I did my 2nd Master's project with Dr. Rufin VanRullen. In a previous study, Rufin identified the brain's preferred response to luminance, the so-called "echo function" (an EEG oscillation displaying reverberations at 10 Hz up to 1 s after the presentation of the stimulus; see VanRullen & MacDonald (2012) ). The goal of my Master's project was to determine whether this echo functions was also the brain's preferred way of processing color stimuli (namely red, green, blue, yellow). The project involved developing psychophysics code to find individualized equiluminance threshold, modifying stimulus presentation scripts, and recording and analyzing 64-channel EEG on 12 subjects.

Results suggested that no equivalent echo function exists for color vision.

001. Brain atrophy in Schizophrenia (2015)

During my first research project with Dr. Sonia Dollfus (1st year of MS.c.) at the ISTS lab in Caen, France, I learned how to process and analyze MRI data to measure grey matter atrophy in patients with Schizophrenia.
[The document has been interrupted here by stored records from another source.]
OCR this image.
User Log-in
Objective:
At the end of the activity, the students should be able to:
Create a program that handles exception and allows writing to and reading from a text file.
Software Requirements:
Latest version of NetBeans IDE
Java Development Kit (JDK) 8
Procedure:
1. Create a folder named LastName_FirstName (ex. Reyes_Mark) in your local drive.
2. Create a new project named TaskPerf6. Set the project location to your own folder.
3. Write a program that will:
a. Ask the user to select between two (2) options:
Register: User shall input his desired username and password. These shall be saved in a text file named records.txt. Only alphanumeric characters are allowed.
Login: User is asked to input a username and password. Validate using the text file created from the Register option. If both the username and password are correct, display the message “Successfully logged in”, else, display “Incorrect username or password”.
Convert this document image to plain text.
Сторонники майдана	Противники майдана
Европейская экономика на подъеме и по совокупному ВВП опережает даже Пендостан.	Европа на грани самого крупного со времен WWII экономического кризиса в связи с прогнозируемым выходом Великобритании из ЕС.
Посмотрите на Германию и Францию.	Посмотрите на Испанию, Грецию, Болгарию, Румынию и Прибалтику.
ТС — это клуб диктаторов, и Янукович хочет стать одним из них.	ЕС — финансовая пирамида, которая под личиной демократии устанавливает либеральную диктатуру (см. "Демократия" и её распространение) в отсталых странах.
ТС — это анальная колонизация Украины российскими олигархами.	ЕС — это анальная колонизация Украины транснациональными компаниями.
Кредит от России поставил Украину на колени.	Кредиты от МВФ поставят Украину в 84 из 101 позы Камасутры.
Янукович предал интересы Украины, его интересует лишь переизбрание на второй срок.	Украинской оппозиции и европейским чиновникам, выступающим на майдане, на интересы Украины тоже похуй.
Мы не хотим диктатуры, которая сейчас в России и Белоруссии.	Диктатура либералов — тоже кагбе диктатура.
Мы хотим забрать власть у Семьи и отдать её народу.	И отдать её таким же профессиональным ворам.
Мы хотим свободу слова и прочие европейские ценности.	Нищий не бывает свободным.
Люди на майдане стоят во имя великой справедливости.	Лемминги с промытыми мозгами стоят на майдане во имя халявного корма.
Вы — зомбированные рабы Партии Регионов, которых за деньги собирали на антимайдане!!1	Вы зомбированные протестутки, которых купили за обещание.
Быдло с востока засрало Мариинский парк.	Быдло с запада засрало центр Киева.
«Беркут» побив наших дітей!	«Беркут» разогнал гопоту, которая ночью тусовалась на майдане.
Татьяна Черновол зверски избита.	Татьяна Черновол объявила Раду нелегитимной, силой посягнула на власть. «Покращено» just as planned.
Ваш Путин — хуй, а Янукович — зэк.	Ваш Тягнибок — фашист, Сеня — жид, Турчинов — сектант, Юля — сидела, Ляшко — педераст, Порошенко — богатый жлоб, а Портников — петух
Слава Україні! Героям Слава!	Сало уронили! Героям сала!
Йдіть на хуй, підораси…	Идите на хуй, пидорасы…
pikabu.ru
3T MRI scans were segmented and normalized using DARTEL in SPM12, allowing tailored template of the study population, reducing normalizing errors and enhancing alignment of small structures. After smoothing, intracranial volume was calculated using GM, WM, and CSF. A voxel-based morphometry (VBM) analysis (voxel-by-voxel comparisons) was conducted to characterize GM differences between our two groups (63 controls vs 51 patients), accounting for age, gender, education, and intracranial volume as covariables.

Whole-brain analysis showed atrophies consistent with the literature (median orbitorontal, bilateral insula, and left middle cingulate cortices; p-corrected = 0.001).

Then, the contrast map was projected onto a 3D mesh of the hippocampus and its subfields. This mesh was manually delineated on coronal slices by Renaud LaJoie (see publication here ). In the right hippocampus, atrophy was detected in the median-posterior part of the Subiculum and other subfields, namely CA2-3 and GD-CA4, as seen in the dorsal view. This extended across almost the entirety of the CA1 region and marginally into the ventral Subiculum. In contrast, the left hippocampus showed a milder atrophy primarily concentrated in the posterior section of the Subiculum, discernible both ventrally and slightly dorsally. However, these differences did not survive the correction for FWE.